With younger kids, working on the physical is a good start. It is also something that most parents are already suffering through. Raise your hand if you ever told your 5 year old to "sit still" or ""look at me when I am talking to you" or "stand up straight!" Now raise your hand if you have said these same things to your 15 year old? OK, everyone can put their hands down it was a rhetorical question, I know you have all done it. Now keep doing it and add the occasional explanation as your kids get old enough to understand. For example, crossing your arms when speaking with someone makes the other person feel that you are not accepting or listening openly to the conversation.  It is a negative posture.  If you want to be accepted, then open your arms.

"Stay calm, relax, take a deep breath." These words are ones I have used with my kids but also with candidates when helping them to prepare for their upcoming interviews. No matter how prepared you are, if you are sweating buckets and stumbling over your sentences the interviewer is going to walk away with the impression that you are lacking confidence and cannot handle stress.  There are too many stress management techniques around for me to go into each of them now so take some time to research and help your kids develop methods that work for them.

Pay attention, make eye contact, respond to the interviewers non-verbal clues - ("read the air" in Japanese). These are all examples of mindfulness. It shows that our kids are in the moment and focused on the task at hand which at this particular moment means concentrating on the interviewer. I wish I had a secret formula to share with other parents on how to teach this to our kids but it seems that like so many other things our kids learn from us it has to come from countless repetition and being the role model for proper behavior.

Manners are an indication that your son will be respectful of other people and your daughter will not cause problems in the office. Important issues for an interviewer to consider. Combine this with basic hygiene like brushing teeth before going into the meeting or using deodorant and your son's image will go up.

Finally, smile.
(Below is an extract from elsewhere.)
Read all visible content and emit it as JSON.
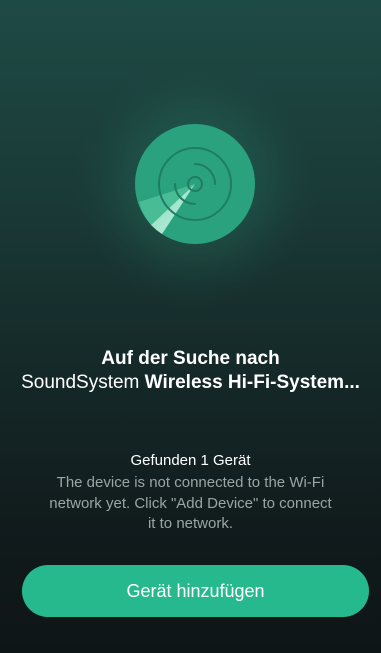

Unlike wolves, where smiling is another way of showing how sharp your teeth are just before going for the jugular, we humans tend to find smiles friendly and welcoming.

In case you were worried that all this effort would be a waste since it only matters in the job interview, think again. A positive personal presence will contribute time and again to your son's or daughter's advancement in the workplace.  It is worth the time spent understanding it and teaching our children about presence.